Another promising niche has emerged through optoacoustic mesoscopy, which operates at frequencies above 10 MHz, unlike macroscopy, which works at frequencies below 10 MHz. This variant can visualize skin microvasculature and other cutaneous features with unprecedented details. The raster-scan optoacoustic mesoscopy (RSOM) system, introduced in 20171, has already been tested in several clinical studies correlating cutaneous vascular patterns with disease progression (see Comment by Ntziachristos, and Review by Bohndiek, Wang, Kim and colleagues).

Despite its promising features, photoacoustic imaging faces an uphill battle for adoption in applications, for which established imaging methods, such as MRI, CT and ultrasound, are already fully established in clinical workflows. Consider the case of breast cancer imaging; photoacoustic imaging has been used to visualize tumour vasculature and hypoxia in several recent clinical trials. However, X-ray mammography, ultrasound and MRI already provide substantial diagnostic accuracy; therefore, to justify adoption, photoacoustic imaging would need to considerably reduce the number of necessary biopsies or provide unique diagnostic information.

“Clinical adoption [of photoacoustic imaging] will depend not only on technical specifications but also on addressing clinical needs that other modalities cannot satisfy”

Practical challenges also remain.
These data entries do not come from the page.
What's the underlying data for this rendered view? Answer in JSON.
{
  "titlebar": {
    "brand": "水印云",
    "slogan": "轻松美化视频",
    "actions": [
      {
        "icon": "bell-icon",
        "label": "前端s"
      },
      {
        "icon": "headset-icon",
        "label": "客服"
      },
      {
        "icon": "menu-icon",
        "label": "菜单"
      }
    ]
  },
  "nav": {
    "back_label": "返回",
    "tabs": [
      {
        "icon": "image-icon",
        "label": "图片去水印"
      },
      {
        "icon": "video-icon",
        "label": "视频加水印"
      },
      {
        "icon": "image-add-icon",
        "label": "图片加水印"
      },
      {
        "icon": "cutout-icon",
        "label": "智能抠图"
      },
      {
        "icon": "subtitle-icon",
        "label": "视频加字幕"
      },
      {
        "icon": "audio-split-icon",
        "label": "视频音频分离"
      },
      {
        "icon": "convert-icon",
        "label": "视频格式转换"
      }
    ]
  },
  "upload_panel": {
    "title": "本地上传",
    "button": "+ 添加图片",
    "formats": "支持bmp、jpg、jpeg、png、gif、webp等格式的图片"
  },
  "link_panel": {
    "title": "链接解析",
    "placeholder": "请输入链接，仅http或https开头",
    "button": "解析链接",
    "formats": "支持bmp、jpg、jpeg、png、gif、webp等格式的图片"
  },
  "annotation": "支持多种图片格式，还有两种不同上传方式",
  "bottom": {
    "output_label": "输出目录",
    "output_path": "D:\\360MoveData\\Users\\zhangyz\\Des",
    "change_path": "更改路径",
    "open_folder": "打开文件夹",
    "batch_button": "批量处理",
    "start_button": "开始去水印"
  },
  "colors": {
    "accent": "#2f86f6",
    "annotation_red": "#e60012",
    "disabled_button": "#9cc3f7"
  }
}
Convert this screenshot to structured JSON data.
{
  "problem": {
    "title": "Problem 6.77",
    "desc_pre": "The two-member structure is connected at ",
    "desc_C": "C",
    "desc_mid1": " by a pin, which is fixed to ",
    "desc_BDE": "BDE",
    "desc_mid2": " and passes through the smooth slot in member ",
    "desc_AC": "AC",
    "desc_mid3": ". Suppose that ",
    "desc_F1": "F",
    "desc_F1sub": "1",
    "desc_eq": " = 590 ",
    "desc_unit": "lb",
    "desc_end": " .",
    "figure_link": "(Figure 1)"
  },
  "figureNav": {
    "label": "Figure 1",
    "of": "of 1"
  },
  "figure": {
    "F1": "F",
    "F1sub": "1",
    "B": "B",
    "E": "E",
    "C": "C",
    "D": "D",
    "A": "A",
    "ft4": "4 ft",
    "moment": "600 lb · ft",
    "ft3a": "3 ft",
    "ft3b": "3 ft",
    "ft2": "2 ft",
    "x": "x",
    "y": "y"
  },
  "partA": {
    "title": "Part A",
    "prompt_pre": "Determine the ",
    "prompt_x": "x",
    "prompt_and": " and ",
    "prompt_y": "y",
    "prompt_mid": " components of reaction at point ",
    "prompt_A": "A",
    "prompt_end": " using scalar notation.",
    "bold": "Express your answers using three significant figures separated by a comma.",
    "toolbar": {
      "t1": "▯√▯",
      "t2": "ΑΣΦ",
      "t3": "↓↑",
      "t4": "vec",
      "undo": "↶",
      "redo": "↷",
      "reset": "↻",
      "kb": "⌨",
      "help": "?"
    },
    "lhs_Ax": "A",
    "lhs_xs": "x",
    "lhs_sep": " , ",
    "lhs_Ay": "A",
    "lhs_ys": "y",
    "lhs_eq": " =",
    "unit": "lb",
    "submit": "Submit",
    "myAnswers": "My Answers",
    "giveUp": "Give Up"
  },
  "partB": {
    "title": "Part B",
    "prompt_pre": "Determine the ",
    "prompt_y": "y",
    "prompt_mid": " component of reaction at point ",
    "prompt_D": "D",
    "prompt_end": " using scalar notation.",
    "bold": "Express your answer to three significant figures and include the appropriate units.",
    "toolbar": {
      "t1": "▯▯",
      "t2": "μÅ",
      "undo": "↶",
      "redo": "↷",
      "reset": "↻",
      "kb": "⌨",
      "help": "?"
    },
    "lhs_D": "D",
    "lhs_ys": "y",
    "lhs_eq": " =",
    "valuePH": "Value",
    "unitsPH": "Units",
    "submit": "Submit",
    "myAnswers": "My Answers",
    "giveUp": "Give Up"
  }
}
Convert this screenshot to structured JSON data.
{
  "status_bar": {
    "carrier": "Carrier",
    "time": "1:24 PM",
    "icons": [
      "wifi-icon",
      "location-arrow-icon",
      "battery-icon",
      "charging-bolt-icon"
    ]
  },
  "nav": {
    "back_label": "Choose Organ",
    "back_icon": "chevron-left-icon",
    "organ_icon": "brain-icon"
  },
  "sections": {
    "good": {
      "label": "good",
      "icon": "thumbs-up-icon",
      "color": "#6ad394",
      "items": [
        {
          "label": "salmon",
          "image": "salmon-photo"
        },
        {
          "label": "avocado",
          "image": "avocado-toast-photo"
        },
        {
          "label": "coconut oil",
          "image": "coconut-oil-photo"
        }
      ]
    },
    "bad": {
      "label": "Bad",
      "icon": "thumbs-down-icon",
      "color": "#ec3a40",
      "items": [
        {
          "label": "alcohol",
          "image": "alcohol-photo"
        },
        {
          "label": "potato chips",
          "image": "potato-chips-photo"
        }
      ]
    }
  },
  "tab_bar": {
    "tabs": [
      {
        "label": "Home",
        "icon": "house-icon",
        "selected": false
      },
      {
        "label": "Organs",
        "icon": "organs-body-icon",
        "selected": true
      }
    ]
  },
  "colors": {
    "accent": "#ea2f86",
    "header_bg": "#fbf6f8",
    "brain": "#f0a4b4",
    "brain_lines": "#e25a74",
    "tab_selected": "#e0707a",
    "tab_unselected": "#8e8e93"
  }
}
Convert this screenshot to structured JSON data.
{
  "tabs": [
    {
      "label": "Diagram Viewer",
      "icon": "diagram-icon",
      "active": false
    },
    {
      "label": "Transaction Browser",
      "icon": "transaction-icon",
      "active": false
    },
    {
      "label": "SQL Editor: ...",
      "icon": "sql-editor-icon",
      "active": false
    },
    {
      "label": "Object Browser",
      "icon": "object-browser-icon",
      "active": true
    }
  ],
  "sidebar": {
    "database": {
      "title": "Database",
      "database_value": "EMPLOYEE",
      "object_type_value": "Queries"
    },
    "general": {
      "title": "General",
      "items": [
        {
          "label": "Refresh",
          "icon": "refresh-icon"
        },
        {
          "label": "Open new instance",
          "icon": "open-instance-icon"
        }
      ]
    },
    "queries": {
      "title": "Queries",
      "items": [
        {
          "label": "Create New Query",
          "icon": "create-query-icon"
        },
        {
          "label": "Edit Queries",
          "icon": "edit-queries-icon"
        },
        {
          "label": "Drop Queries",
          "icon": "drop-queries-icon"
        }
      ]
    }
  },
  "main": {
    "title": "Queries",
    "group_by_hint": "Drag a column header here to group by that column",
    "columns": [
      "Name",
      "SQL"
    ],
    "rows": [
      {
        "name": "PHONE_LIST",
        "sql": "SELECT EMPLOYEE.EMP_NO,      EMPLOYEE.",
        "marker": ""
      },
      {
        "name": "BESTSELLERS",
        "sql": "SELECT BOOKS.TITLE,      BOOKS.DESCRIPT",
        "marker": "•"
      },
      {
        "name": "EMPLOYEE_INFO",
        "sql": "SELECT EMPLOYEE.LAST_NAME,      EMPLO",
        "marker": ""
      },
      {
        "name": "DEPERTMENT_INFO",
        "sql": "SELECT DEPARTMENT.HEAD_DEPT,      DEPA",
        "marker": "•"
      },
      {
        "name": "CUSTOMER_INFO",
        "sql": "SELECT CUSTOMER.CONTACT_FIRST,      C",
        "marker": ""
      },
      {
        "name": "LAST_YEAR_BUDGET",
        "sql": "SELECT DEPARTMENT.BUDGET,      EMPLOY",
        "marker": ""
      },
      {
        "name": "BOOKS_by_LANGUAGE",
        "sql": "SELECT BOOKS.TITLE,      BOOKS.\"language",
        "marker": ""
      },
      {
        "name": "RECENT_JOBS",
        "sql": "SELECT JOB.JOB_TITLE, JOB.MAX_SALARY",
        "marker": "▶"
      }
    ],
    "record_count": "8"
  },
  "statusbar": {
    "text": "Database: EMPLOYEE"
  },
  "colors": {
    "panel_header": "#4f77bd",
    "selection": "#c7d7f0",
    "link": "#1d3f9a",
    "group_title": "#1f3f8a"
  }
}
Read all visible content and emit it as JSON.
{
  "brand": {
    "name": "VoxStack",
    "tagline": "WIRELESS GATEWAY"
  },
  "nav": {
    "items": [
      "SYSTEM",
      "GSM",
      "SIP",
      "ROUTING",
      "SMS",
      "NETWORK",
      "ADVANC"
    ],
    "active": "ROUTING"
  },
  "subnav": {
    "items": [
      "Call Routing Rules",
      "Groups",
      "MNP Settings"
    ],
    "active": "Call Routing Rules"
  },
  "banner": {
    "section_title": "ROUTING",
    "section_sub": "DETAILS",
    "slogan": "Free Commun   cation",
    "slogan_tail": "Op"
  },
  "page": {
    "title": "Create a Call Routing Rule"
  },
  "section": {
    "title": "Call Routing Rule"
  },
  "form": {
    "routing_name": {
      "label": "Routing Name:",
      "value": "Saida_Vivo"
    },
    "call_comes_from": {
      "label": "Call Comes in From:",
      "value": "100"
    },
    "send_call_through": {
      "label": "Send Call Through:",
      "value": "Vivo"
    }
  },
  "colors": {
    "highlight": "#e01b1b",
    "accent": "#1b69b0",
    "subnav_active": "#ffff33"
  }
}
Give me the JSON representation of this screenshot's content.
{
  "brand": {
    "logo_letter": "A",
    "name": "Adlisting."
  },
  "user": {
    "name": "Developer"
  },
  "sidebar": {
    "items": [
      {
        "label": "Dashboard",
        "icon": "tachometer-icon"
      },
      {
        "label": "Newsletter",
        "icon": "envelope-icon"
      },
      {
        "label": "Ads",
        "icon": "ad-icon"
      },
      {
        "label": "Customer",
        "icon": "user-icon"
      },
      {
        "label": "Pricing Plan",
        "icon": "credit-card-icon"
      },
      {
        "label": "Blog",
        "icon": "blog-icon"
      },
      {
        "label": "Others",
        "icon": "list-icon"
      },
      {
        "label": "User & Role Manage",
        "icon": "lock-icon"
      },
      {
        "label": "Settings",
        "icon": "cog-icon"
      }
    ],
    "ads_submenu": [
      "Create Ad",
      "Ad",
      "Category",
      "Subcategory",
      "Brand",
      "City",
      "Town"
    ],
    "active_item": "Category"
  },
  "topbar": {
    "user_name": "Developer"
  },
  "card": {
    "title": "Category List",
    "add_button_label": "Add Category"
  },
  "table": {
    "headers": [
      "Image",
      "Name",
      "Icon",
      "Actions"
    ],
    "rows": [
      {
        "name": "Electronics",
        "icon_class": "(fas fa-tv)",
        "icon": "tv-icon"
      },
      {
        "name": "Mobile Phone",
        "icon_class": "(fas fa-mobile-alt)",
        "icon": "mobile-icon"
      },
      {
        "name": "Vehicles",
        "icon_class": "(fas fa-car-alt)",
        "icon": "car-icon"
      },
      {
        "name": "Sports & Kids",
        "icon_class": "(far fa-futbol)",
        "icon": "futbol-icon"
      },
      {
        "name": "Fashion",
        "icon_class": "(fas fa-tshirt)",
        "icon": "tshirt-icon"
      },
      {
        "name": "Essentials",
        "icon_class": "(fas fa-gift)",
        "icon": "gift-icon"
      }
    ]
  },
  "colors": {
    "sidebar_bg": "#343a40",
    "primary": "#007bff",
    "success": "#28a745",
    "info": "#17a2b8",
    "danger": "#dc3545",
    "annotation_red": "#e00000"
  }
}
Standardization across systems and clinical sites is essential to ensure consistent and reliable results. Photoacoustic systems must also be cost-effective, portable and easy to operate in diverse healthcare settings. Integrating this technology with other modalities, such as ultrasound, may enhance diagnostic accuracy and broaden its clinical utility. Advances in data analysis techniques, particularly those that leverage machine learning, could further streamline image interpretation and improve diagnostic performance. Regulatory approval processes require robust evidence of safety, accuracy and clinical utility, necessitating validation through large-scale, multi-centre studies. Moreover, conducting large-scale trials focused on specific diseases will be vital to validate applications of photoacoustic imaging and establish evidence-based niches. Community-led efforts have already led to the foundation of the International Photoacoustic Standardisation Consortium (IPASC), which aims to tackle some of these issues.